Example 1: Deposition of an Al2O3 Film

(14) The method includes, spinning on a substrate a solution of trimethylaluminum (TMA) reactant in octane liquid, rinsing the substrate with octane rinsing liquid, spinning on the substrate a solution of water reactant in pyridine liquid, and rinsing the substrate with octane rinsing solution. These steps may be performed a plurality of times (e.g., 10 times) under an inert atmosphere (e.g., Ar or N.sub.2). Thereafter, the Al.sub.2O.sub.3 film may be heat-treated in vacuum at 300 C. for 1 minute.

Example 2: Metalorganic FilmAlucone (Aluminum Alkoxide Polymer)

(15) The method includes, spinning on a substrate a solution of trimethylaluminum (TMA) reactant in octane liquid, rinsing the substrate with octane rinsing liquid, spinning on the substrate a solution of ethylene glycol reactant in octane liquid, and rinsing the substrate with octane rinsing solution. These steps may be performed a plurality of times (e.g., 10 times) under an inert atmosphere (e.g., Ar or N.sub.2). Thereafter, the alucone film may be heat-treated in vacuum.

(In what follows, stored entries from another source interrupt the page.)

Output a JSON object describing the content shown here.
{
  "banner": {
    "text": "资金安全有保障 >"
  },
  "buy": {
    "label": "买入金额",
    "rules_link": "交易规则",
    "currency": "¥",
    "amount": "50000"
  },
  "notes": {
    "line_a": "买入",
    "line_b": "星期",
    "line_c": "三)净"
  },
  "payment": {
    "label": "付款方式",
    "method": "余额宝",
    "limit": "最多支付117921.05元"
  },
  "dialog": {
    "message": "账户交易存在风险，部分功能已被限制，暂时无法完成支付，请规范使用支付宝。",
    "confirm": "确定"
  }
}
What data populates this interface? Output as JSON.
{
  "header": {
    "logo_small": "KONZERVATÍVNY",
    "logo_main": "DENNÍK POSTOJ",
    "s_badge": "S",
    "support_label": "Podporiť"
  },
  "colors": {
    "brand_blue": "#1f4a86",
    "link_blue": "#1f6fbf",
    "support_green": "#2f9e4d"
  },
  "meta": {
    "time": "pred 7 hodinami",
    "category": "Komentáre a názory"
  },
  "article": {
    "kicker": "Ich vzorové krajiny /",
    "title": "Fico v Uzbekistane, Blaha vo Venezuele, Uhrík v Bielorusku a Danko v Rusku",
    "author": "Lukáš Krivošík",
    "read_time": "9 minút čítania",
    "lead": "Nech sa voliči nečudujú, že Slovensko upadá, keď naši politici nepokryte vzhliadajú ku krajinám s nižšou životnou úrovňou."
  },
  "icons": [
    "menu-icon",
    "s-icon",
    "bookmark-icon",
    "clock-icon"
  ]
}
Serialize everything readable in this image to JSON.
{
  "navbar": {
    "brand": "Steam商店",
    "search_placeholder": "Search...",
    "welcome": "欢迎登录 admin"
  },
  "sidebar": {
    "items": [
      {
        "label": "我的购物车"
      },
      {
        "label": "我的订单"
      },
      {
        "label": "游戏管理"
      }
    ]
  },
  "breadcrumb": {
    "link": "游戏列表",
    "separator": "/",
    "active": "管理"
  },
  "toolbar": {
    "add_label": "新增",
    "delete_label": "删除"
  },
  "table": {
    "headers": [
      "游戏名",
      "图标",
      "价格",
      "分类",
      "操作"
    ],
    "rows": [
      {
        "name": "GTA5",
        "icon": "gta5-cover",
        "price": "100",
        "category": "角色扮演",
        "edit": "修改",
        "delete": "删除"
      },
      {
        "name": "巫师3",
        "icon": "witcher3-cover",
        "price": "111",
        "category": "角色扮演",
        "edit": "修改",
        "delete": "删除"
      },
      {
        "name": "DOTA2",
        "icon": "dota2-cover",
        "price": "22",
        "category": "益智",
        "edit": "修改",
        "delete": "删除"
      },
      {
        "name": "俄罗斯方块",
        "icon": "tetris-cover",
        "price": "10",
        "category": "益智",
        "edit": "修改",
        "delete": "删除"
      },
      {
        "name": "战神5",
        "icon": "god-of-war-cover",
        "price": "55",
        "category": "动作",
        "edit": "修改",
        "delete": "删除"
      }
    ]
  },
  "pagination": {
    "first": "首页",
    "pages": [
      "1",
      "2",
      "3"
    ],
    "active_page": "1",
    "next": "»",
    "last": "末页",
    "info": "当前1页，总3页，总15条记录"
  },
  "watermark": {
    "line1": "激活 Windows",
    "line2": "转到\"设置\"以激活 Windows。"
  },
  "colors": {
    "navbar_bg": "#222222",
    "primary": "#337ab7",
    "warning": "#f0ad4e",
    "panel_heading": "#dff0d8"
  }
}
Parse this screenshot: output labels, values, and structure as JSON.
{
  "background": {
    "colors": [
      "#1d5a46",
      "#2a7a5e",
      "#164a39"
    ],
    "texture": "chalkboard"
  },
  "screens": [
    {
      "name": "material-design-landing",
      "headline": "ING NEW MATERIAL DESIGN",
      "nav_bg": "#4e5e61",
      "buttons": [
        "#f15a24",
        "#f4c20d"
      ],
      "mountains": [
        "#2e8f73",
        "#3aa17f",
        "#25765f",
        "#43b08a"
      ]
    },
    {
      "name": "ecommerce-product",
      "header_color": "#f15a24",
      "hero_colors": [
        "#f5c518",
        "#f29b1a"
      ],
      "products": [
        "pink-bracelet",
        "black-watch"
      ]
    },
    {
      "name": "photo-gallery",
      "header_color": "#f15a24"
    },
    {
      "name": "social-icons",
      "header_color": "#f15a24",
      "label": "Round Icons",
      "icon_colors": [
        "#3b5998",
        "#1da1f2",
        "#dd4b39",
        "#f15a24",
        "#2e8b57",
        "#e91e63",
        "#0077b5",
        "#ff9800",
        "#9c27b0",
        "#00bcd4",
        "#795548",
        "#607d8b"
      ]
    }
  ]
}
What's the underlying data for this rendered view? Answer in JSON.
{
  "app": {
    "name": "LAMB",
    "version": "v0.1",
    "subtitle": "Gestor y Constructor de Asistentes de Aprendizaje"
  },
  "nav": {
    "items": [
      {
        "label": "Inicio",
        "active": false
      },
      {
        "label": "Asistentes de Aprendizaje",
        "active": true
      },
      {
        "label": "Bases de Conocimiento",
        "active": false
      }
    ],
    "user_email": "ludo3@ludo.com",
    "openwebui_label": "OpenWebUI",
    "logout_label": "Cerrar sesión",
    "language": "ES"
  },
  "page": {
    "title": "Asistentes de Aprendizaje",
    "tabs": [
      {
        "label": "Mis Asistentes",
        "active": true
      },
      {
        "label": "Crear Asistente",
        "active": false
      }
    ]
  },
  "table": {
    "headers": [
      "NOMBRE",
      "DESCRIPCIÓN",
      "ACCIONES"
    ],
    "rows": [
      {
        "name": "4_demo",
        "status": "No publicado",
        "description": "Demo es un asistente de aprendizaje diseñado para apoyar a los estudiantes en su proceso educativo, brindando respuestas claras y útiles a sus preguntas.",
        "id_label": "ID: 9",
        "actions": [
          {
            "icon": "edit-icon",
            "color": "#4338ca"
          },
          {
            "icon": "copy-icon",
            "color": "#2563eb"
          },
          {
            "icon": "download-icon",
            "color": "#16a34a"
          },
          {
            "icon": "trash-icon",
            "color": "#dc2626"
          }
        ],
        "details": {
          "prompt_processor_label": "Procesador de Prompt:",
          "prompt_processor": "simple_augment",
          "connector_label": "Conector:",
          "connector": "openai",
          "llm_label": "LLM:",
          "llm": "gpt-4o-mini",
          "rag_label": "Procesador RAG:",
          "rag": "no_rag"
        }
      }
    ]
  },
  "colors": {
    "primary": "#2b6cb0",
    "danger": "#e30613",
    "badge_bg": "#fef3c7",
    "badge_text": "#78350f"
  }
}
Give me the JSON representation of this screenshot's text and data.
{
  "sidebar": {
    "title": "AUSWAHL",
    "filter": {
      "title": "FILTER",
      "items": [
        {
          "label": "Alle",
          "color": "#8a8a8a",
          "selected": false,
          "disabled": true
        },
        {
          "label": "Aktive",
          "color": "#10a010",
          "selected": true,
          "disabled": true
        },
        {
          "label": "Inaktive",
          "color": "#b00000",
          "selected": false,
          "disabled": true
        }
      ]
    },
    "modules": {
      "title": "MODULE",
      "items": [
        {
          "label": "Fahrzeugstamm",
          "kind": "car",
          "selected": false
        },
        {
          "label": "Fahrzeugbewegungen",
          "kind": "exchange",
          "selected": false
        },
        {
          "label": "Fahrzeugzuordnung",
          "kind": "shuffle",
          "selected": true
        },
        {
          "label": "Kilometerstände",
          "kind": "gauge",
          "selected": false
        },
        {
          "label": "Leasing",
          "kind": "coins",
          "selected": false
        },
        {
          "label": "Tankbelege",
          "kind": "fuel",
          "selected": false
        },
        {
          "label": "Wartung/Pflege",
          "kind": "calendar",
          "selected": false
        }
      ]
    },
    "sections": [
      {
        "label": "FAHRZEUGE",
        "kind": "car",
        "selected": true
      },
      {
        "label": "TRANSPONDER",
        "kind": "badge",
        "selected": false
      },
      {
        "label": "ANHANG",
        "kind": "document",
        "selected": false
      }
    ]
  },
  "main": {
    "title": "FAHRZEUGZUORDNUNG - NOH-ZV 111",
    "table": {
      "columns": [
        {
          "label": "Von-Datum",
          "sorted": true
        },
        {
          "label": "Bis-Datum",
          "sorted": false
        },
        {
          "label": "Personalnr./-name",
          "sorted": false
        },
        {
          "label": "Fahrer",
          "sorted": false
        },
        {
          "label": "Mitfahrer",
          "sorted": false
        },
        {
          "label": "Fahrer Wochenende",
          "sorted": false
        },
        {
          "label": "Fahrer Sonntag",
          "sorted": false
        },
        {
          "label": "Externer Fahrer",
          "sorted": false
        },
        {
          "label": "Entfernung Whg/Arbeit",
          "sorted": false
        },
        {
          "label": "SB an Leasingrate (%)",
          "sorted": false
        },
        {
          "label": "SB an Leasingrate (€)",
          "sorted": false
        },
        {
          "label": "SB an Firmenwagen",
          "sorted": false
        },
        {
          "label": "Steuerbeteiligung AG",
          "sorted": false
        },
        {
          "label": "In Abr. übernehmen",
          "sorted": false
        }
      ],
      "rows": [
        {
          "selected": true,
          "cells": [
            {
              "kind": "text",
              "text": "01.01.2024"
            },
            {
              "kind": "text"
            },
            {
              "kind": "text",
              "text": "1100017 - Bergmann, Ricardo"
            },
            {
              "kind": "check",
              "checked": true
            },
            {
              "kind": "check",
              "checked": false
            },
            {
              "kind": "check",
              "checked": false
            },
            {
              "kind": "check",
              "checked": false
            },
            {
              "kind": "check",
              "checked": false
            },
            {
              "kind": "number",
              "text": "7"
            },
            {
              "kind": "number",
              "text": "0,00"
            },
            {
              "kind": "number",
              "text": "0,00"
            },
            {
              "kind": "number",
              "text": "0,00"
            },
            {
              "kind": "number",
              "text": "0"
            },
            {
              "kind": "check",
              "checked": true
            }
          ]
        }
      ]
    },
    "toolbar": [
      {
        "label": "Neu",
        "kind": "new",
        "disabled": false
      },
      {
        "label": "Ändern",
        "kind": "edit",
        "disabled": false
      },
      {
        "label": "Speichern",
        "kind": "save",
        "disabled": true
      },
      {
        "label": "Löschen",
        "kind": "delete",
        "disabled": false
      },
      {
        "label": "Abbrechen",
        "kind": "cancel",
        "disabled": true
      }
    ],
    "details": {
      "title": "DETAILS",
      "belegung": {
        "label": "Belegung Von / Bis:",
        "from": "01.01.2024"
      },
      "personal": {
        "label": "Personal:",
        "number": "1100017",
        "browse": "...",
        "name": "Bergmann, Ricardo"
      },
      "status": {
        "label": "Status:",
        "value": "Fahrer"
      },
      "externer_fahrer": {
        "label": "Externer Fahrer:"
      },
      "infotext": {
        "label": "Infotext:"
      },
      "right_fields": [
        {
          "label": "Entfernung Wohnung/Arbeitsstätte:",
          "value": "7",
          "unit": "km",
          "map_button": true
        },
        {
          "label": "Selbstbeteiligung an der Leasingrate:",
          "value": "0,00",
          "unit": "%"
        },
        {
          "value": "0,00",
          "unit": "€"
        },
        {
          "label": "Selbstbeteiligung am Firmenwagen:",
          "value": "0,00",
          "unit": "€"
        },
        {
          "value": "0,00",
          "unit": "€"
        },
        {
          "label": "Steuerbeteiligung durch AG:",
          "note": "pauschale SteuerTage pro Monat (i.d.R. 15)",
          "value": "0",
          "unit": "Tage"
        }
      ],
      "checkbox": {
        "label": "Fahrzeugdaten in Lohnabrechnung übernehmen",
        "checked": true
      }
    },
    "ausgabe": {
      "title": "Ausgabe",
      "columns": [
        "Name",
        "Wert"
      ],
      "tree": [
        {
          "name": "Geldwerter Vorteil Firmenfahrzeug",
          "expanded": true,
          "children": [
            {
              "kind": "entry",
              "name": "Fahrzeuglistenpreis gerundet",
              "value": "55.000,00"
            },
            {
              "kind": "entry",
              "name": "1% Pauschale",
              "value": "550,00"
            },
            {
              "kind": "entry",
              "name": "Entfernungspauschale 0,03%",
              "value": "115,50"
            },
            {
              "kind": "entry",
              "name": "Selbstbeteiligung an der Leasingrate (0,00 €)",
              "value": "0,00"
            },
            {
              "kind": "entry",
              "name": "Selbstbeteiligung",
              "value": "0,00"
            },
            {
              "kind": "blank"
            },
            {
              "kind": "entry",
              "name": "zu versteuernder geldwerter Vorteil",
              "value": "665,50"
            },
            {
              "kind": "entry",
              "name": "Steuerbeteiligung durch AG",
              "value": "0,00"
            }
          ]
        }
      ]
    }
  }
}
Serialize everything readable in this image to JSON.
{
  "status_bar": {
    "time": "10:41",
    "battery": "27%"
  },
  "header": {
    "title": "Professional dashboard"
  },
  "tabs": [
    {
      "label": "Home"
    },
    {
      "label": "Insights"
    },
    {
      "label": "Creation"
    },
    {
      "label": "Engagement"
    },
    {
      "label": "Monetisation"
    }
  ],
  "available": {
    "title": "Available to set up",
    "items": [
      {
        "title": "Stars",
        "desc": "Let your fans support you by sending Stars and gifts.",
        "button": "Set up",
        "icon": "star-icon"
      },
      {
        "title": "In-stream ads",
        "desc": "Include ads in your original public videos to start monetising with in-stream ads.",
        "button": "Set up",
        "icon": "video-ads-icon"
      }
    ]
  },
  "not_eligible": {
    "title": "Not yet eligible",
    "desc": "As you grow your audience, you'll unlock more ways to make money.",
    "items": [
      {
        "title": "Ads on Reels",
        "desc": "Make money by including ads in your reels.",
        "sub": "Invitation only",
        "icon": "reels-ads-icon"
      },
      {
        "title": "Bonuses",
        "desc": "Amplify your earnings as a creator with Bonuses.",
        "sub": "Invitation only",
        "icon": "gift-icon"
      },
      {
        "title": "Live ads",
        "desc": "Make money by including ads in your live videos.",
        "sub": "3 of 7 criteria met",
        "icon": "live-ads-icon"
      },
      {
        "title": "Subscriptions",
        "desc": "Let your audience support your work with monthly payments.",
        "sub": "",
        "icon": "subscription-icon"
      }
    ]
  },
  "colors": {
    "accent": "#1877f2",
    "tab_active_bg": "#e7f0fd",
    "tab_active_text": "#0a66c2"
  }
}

Example 3: Metalorganic FilmThio-Alucone (Alucone-Like Film with Sulfur in the Place of Oxygen)

(16) The method includes, spinning on a substrate a solution of trimethylaluminum (TMA) reactant in octane liquid, rinsing the substrate with octane rinsing liquid, spinning on the substrate a solution of ethane-1,2-dithiol reactant in octane liquid, and rinsing the substrate with octane rinsing solution. These steps may be performed a plurality of times (e.g., 10 times) under an inert atmosphere (e.g., Ar or N.sub.2). Thereafter, the thio-alucone film may be heat-treated in vacuum.

Example 4: La2O3 Film

(17) The method includes, spinning on a substrate a solution of tris(bis(trimethylsilyl)amido)lanthanum reactant in octane liquid, rinsing the substrate with octane rinsing liquid, spinning on the substrate a solution of water reactant in pyridine liquid, and rinsing the substrate with octane rinsing solution. These steps may be performed a plurality of times (e.g., 10 times) under an inert atmosphere (e.g., Ar or N.sub.2). Thereafter, the La.sub.2O.sub.3 film may be heat-treated in vacuum at 300 C. for 1 minute, and the deposition process repeated until the La.sub.2O.sub.3 film has a desired thickness.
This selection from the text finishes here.